Ma servono nuove regole per attribuire una responsabilità alle aziende o il problema è rendere effettive quelle già esistenti? “Sulla responsabilità dall’utilizzo di intelligenza artificiale si discute da moltissimo tempo e gli approcci possono essere diversi. L’Europa ha cercato di prevenire i rischi con il regolamento europeo sull’intelligenza artificiale, altri Stati hanno preferito puntare su una tutela ex post. Quando si parla di “deregulation” negli Stati Uniti, in realtà, si dimentica spesso che comunque la tutela successiva, quando il danno si è già verificato, quindi la tutela risarcitoria, c’è”, dice, intervistata da La Stampa Tech, Giusella Finocchiaro, professoressa all’Università di Bologna, giurista ed esperta di diritto delle nuove tecnologie. “Quello che mi sembra urgente, e che emerge nel documento e nell’appello che sta circolando, è che i governi agiscano per rendere questa tutela effettiva. Non tanto che occorrano delle regole in più, ma che le regole che ci sono siano applicate ed efficaci”, continua.
In questa prospettiva, quindi, il ruolo dei governi e delle istituzioni internazionali non è necessariamente quello di imporre nuovi obblighi alle aziende tecnologiche. “I governi e gli organismi internazionali come l’Unione europea hanno già emanato le regole. Il punto è renderle efficaci. Questo non significa imporre nuovi obblighi alle Big Tech, ma fare sì che le regole e gli obblighi che ci sono siano rispettati”, spiega la giurista.
Un aspetto particolarmente rilevante nel contesto europeo, dove esiste già un quadro normativo articolato. L’AI Act si aggiunge infatti al GDPR e alle altre norme sulla protezione dei dati personali, che prevedono garanzie specifiche per i minori, soprattutto per quanto riguarda informazioni personali, immagini e contenuti che li riguardano. “Il quadro normativo europeo attuale è molto ricco di tutele nei confronti dei minori. Basti pensare alla protezione particolare che hanno i dati, le immagini e i video dei minori.

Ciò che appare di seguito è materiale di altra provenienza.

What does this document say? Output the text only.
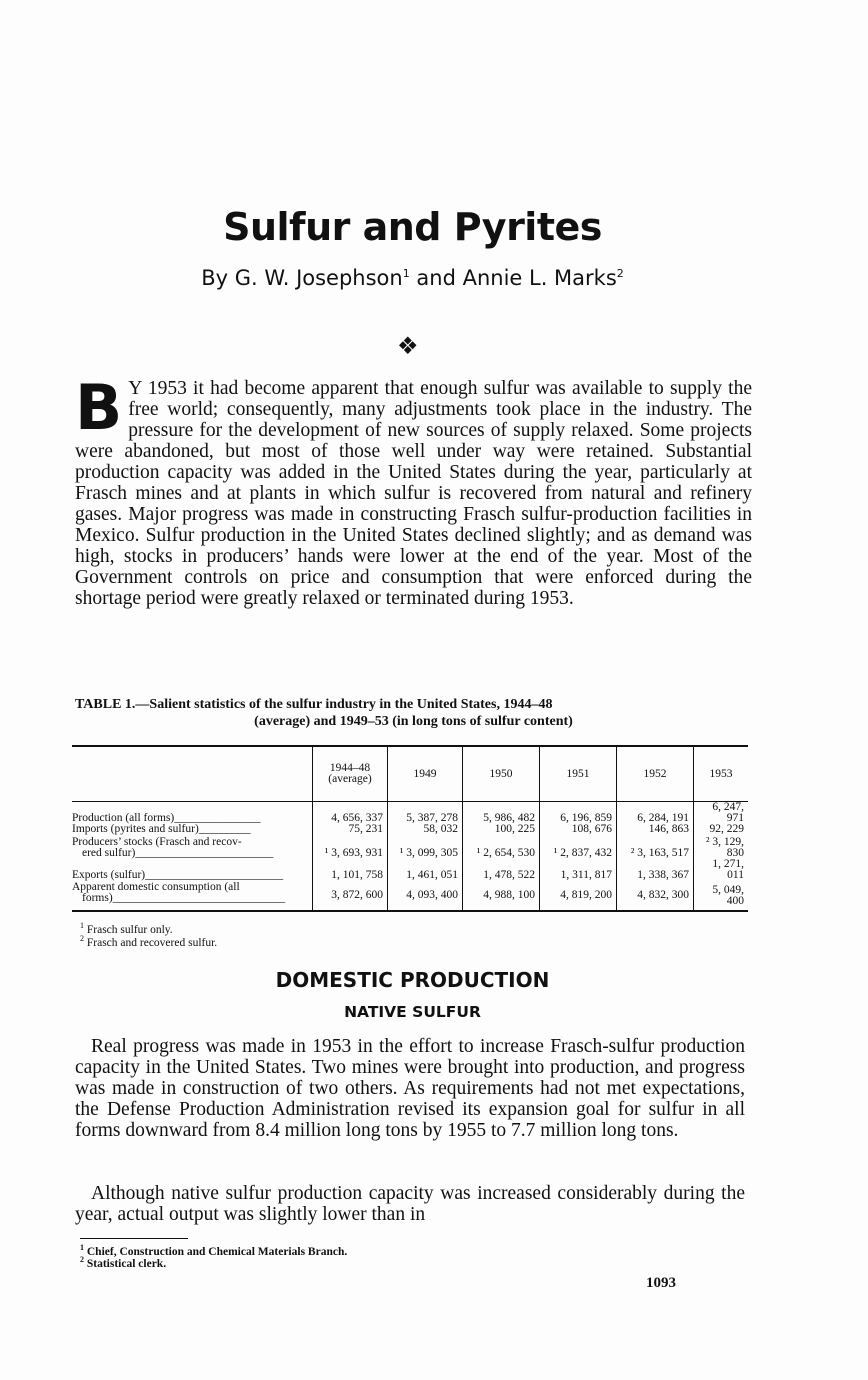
Sulfur and Pyrites
By G. W. Josephson$^1$ and Annie L. Marks$^2$
❖
B Y 1953 it had become apparent that enough sulfur was available to supply the free world; consequently, many adjustments took place in the industry. The pressure for the development of new sources of supply relaxed. Some projects were abandoned, but most of those well under way were retained. Substantial production capacity was added in the United States during the year, particularly at Frasch mines and at plants in which sulfur is recovered from natural and refinery gases. Major progress was made in constructing Frasch sulfur-production facilities in Mexico. Sulfur production in the United States declined slightly; and as demand was high, stocks in producers’ hands were lower at the end of the year. Most of the Government controls on price and consumption that were enforced during the shortage period were greatly relaxed or terminated during 1953.
TABLE 1.—Salient statistics of the sulfur industry in the United States, 1944–48
(average) and 1949–53 (in long tons of sulfur content)
	1944–48 (average)	1949	1950	1951	1952	1953
Production (all forms)_______________	4, 656, 337	5, 387, 278	5, 986, 482	6, 196, 859	6, 284, 191	6, 247, 971
Imports (pyrites and sulfur)_________	75, 231	58, 032	100, 225	108, 676	146, 863	92, 229
Producers’ stocks (Frasch and recov-
ered sulfur)________________________	¹ 3, 693, 931	¹ 3, 099, 305	¹ 2, 654, 530	¹ 2, 837, 432	² 3, 163, 517	² 3, 129, 830
Exports (sulfur)________________________	1, 101, 758	1, 461, 051	1, 478, 522	1, 311, 817	1, 338, 367	1, 271, 011
Apparent domestic consumption (all
forms)______________________________	3, 872, 600	4, 093, 400	4, 988, 100	4, 819, 200	4, 832, 300	5, 049, 400
$^1$ Frasch sulfur only.
$^2$ Frasch and recovered sulfur.
DOMESTIC PRODUCTION
NATIVE SULFUR
Real progress was made in 1953 in the effort to increase Frasch-sulfur production capacity in the United States. Two mines were brought into production, and progress was made in construction of two others. As requirements had not met expectations, the Defense Production Administration revised its expansion goal for sulfur in all forms downward from 8.4 million long tons by 1955 to 7.7 million long tons.
Although native sulfur production capacity was increased considerably during the year, actual output was slightly lower than in
$^1$ Chief, Construction and Chemical Materials Branch.
$^2$ Statistical clerk.
1093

I principi sui quali fondare un’azione sono già molto forti”. Per questo, almeno in Europa, la questione non sembra essere quella di colmare un vuoto normativo, ma di garantire che gli strumenti già disponibili vengano applicati in modo efficace.

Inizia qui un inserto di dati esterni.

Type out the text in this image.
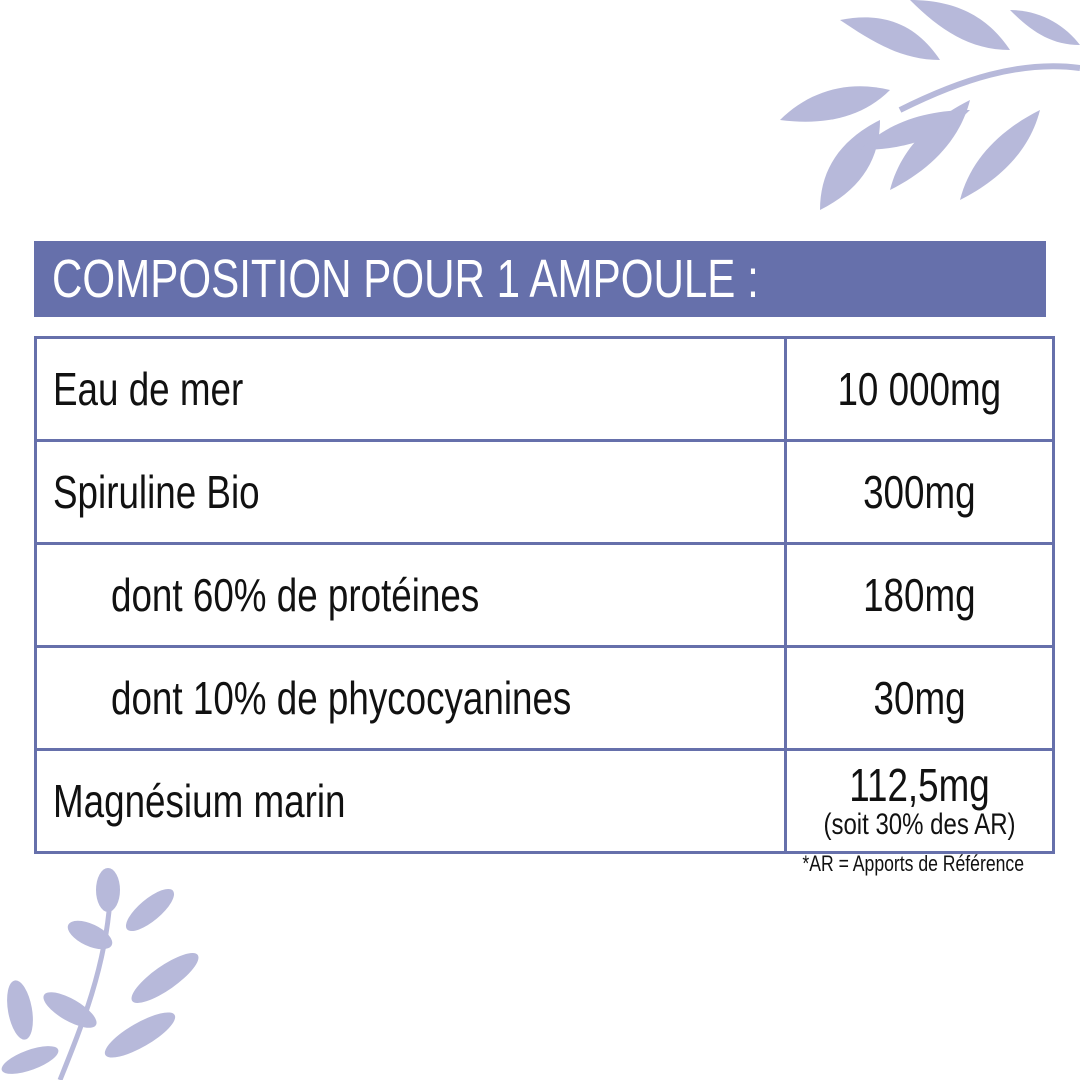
COMPOSITION POUR 1 AMPOULE :
Eau de mer	10 000mg
Spiruline Bio	300mg
dont 60% de protéines	180mg
dont 10% de phycocyanines	30mg
Magnésium marin	112,5mg
(soit 30% des AR)
*AR = Apports de Référence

La responsabilità giuridica delle aziende, però, non esaurisce il tema della tutela dei minori. Accanto agli obblighi dei produttori di AI e ai poteri di controllo delle autorità, rimane la dimensione educativa, che coinvolge le famiglie, la scuola e l’università. “C’è uno sforzo educativo e formativo di tutto il sistema: della scuola, ma anche dei genitori, che non possono essere esentati da responsabilità quando i figli utilizzano l’intelligenza artificiale”, dice Finocchiaro. L’obiettivo, quindi, è fare in modo che l’AI rimanga uno strumento e non sostituisca la capacità critica delle persone. “L’importanza dell’educazione e della formazione è fondamentale, soprattutto per sviluppare il senso critico e le capacità logiche, facendo in modo che gli strumenti di intelligenza artificiale siano sempre utilizzati da una persona senza rinunciare alla propria capacità di porsi delle domande”, conclude la giurista.